Pitfall 4: Don’t confuse Polly retries with business-level polling
Our HTTP client is configured with both a Polly retry policy (for transient failures such as network errors and 5xx responses) and business-level polling (for waiting on downstream data synchronisation). The two are easy to conflate, and it’s important to keep them clearly separated:
| Polly retry | Business polling | |
|---|---|---|
| Trigger | HTTP error (5xx, network exception) | Business state not yet ready (data not synced) |
| Layer | HTTP client layer | Business service layer |
| Expected outcome | Retry yields a normal response | Retry yields data matching expected value |
| On final failure | Wrapped as HTTP exception | Wrapped as business exception |
In plain terms: Polly handles “the request failed — retry it”; business polling handles “the request succeeded, but the data hasn’t updated yet — check again.” These are two completely different problems.
9. The Result
A single PR to remove SignalR (a6e569dd):
- 77 files changed
- Over 1,200 lines of code deleted
- Net reduction of 548 lines
- 253 lines of new unit tests added in the same PR
From that point on, “the frontend issues an operation and waits for the result” no longer requires a WebSocket connection, a Hub class, an Interceptor, a ResponseHandler, or an AwaitableCommand. It’s a plain HTTP request, plus a polling loop quietly doing its job inside the BFF.

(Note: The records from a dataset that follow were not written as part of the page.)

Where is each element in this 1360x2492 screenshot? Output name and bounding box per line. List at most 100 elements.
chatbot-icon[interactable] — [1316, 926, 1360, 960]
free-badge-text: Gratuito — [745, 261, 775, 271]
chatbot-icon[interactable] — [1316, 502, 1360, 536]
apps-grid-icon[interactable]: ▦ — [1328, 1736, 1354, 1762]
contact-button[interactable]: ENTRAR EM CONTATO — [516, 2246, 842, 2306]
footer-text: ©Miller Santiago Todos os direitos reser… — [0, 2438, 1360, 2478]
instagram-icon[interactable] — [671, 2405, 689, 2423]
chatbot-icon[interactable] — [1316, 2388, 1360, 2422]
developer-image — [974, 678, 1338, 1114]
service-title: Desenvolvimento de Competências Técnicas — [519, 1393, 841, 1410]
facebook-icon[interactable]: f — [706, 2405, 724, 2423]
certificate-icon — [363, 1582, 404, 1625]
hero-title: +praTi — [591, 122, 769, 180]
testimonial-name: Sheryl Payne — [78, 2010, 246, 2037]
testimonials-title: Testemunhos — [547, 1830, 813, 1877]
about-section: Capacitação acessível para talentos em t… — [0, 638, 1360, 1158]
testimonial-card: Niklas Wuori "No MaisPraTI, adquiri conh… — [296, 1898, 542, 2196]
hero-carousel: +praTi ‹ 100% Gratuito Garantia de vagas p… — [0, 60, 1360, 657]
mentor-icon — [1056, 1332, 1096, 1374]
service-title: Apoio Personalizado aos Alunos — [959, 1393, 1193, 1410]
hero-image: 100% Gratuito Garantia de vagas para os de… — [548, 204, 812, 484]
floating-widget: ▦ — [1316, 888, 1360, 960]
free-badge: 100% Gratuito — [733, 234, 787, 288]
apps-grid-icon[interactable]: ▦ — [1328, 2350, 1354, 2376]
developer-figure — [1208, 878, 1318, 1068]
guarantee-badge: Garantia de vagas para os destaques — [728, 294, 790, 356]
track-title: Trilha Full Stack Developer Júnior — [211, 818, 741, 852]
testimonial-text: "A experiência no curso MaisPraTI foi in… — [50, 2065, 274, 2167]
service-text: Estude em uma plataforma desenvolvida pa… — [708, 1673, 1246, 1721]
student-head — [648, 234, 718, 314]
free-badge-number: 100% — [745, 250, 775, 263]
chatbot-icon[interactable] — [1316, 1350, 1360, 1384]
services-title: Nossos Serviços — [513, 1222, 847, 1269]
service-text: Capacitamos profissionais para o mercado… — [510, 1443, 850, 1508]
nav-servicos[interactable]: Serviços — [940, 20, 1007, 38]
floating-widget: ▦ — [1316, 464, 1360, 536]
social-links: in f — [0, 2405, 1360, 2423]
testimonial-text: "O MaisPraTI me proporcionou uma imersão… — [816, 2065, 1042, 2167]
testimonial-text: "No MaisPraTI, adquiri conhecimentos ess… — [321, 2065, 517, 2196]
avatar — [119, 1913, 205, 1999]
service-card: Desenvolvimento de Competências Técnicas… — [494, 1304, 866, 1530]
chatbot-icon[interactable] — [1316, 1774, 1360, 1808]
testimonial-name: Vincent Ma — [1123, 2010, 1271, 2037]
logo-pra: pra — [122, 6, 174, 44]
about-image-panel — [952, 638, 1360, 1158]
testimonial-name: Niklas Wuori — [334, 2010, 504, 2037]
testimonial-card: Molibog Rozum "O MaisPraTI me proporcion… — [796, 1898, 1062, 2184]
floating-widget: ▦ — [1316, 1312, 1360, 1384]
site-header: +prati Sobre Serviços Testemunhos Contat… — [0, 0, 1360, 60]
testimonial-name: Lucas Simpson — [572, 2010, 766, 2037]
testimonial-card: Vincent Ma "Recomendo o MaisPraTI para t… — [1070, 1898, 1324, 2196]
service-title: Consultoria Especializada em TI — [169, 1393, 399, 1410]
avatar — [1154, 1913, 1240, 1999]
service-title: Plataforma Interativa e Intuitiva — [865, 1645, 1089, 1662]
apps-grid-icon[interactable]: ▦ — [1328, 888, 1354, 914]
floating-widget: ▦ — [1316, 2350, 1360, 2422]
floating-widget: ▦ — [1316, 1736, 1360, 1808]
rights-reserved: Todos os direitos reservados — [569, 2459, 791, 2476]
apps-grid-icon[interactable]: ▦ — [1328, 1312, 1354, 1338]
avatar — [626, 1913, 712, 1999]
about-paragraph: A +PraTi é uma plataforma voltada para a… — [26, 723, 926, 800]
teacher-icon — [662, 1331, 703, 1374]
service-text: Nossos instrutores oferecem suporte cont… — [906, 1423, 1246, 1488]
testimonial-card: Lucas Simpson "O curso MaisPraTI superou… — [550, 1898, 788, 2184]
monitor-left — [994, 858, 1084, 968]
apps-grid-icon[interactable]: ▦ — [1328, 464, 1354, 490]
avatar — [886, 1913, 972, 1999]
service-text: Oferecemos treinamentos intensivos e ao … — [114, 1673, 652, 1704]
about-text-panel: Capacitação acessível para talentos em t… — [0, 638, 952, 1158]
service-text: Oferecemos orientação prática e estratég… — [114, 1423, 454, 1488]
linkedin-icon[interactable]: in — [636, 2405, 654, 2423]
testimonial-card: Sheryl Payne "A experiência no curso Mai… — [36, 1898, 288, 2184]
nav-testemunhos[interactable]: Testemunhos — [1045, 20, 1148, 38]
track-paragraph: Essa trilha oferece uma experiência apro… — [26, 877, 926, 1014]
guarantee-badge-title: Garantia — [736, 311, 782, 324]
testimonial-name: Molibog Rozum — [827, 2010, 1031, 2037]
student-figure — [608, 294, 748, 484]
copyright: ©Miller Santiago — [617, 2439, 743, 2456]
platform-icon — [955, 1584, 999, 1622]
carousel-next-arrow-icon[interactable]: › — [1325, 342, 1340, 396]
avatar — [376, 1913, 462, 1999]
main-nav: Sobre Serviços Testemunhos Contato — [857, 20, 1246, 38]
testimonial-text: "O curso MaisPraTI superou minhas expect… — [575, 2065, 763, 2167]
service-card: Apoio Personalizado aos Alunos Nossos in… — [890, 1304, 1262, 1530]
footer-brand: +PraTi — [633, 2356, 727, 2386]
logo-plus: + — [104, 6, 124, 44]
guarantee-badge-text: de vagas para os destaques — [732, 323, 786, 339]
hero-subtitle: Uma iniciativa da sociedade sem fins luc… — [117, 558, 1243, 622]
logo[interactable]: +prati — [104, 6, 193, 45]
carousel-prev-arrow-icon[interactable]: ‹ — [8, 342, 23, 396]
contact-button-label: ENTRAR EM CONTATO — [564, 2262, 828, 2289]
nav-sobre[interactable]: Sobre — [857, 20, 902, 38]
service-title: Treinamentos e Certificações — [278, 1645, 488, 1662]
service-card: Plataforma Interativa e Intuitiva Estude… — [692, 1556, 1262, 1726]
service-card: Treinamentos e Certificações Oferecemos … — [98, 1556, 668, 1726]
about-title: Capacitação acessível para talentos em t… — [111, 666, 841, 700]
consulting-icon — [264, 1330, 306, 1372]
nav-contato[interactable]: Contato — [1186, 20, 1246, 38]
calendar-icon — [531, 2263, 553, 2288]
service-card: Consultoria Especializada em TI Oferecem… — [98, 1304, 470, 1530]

10. Closing Thoughts: Elegant Architecture Doesn’t Always Mean the Right Fit
SignalR isn’t wrong. It’s excellent technology with scenarios where it genuinely shines.
The real lesson here is: when choosing a technical solution, fit matters more than sophistication. Over-investing at the architecture level often isn’t a sign of poor engineers — it’s a sign that the intuition of “this technology looks correct” has obscured the question of “is this technology actually necessary for us?”
A few questions worth asking yourself at the next technology selection:
- Is our data update truly “unpredictable” — or just “a little slow”?
- Does this result need to be pushed to “multiple receivers,” or only to the one person who made the request?
- If we used the simplest possible polling implementation, what’s the worst-case wait time for the user? Is that acceptable?
- What is the maintenance cost for the team three months after introducing this technology?
Sometimes, one fewer dependency is the best architecture you can have.